'shift, move') is an unconscious defence mechanism whereby the mind substitutes either a new aim or a new object for things felt in their original form to be dangerous or unacceptable.
[2] Initially he saw it as a means of dream-distortion, involving a shift of emphasis from important to unimportant elements,[3] or the replacement of something by a mere illusion.
A man who has had a bad day at the office, comes home and yells at his wife and children, is displacing his anger from the workplace onto his family.
[10] Among Freud's mainstream followers, Otto Fenichel highlighted the displacement of affect, either through postponement or by redirection, or both.
She introduced and analyzed ten of her own defense mechanisms and her work has been used and increased through the years by newer psychoanalysts.

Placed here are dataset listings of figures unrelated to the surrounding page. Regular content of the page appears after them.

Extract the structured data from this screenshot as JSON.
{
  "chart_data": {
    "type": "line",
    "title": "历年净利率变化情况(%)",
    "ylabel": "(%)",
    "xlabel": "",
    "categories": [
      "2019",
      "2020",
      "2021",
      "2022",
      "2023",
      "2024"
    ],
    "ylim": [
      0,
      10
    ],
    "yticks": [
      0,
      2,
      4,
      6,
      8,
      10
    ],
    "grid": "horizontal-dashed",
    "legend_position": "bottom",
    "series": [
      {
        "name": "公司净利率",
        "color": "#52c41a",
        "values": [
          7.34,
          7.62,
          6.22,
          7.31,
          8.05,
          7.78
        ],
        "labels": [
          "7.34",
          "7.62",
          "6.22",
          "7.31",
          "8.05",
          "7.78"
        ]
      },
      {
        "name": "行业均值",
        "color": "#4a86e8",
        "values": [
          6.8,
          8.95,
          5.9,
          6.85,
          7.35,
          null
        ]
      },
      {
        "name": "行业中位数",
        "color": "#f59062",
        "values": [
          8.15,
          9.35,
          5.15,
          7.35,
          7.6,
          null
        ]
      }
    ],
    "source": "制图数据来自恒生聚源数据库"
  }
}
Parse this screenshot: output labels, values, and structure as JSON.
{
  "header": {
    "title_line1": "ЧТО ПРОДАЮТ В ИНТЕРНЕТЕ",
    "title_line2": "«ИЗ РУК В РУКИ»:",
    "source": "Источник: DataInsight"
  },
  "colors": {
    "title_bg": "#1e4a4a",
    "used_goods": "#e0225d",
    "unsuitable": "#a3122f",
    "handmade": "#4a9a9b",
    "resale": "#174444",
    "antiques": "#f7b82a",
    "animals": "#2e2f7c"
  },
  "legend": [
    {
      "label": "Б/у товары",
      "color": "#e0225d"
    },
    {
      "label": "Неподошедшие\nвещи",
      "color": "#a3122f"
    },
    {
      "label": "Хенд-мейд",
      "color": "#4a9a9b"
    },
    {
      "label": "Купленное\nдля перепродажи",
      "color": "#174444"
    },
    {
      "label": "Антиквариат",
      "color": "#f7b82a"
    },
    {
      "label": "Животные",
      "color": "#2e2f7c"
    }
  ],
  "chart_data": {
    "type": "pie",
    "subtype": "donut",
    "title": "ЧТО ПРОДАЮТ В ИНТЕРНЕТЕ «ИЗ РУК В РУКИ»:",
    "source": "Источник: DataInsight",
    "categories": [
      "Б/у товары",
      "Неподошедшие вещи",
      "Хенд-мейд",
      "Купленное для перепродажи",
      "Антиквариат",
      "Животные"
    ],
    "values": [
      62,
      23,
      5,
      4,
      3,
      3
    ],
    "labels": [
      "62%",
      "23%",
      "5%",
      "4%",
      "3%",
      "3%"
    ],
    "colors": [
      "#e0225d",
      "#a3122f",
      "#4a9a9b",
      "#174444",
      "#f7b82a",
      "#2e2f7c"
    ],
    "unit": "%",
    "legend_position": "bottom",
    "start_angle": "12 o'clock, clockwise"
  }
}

As Lacan put it, "in the case of Verschiebung, 'displacement', the German term is closer to the idea of that veering off of signification that we see in metonymy, and which from its first appearance in Freud is represented as the most appropriate means used by the unconscious to foil censorship".
Business or athletic competition, or hunting, for instance, may offer opportunities for the expression of displaced aggression.
[19] The displacement of feelings and attitudes from past significant others onto the present-day ones constitutes a central aspect of the transference, particularly in the case of the neurotic.
[21] As of now encoded in subcortical neural pathways, material from our oblivious brain is pushed into our cognizant psyche as we attempt to manage mental wonders – typically agonizing – that we are encountering.
With the "help" of mind movement, we unknowingly re-surface and re-order struggle-ridden encounters as though the past were the present and one setting were another.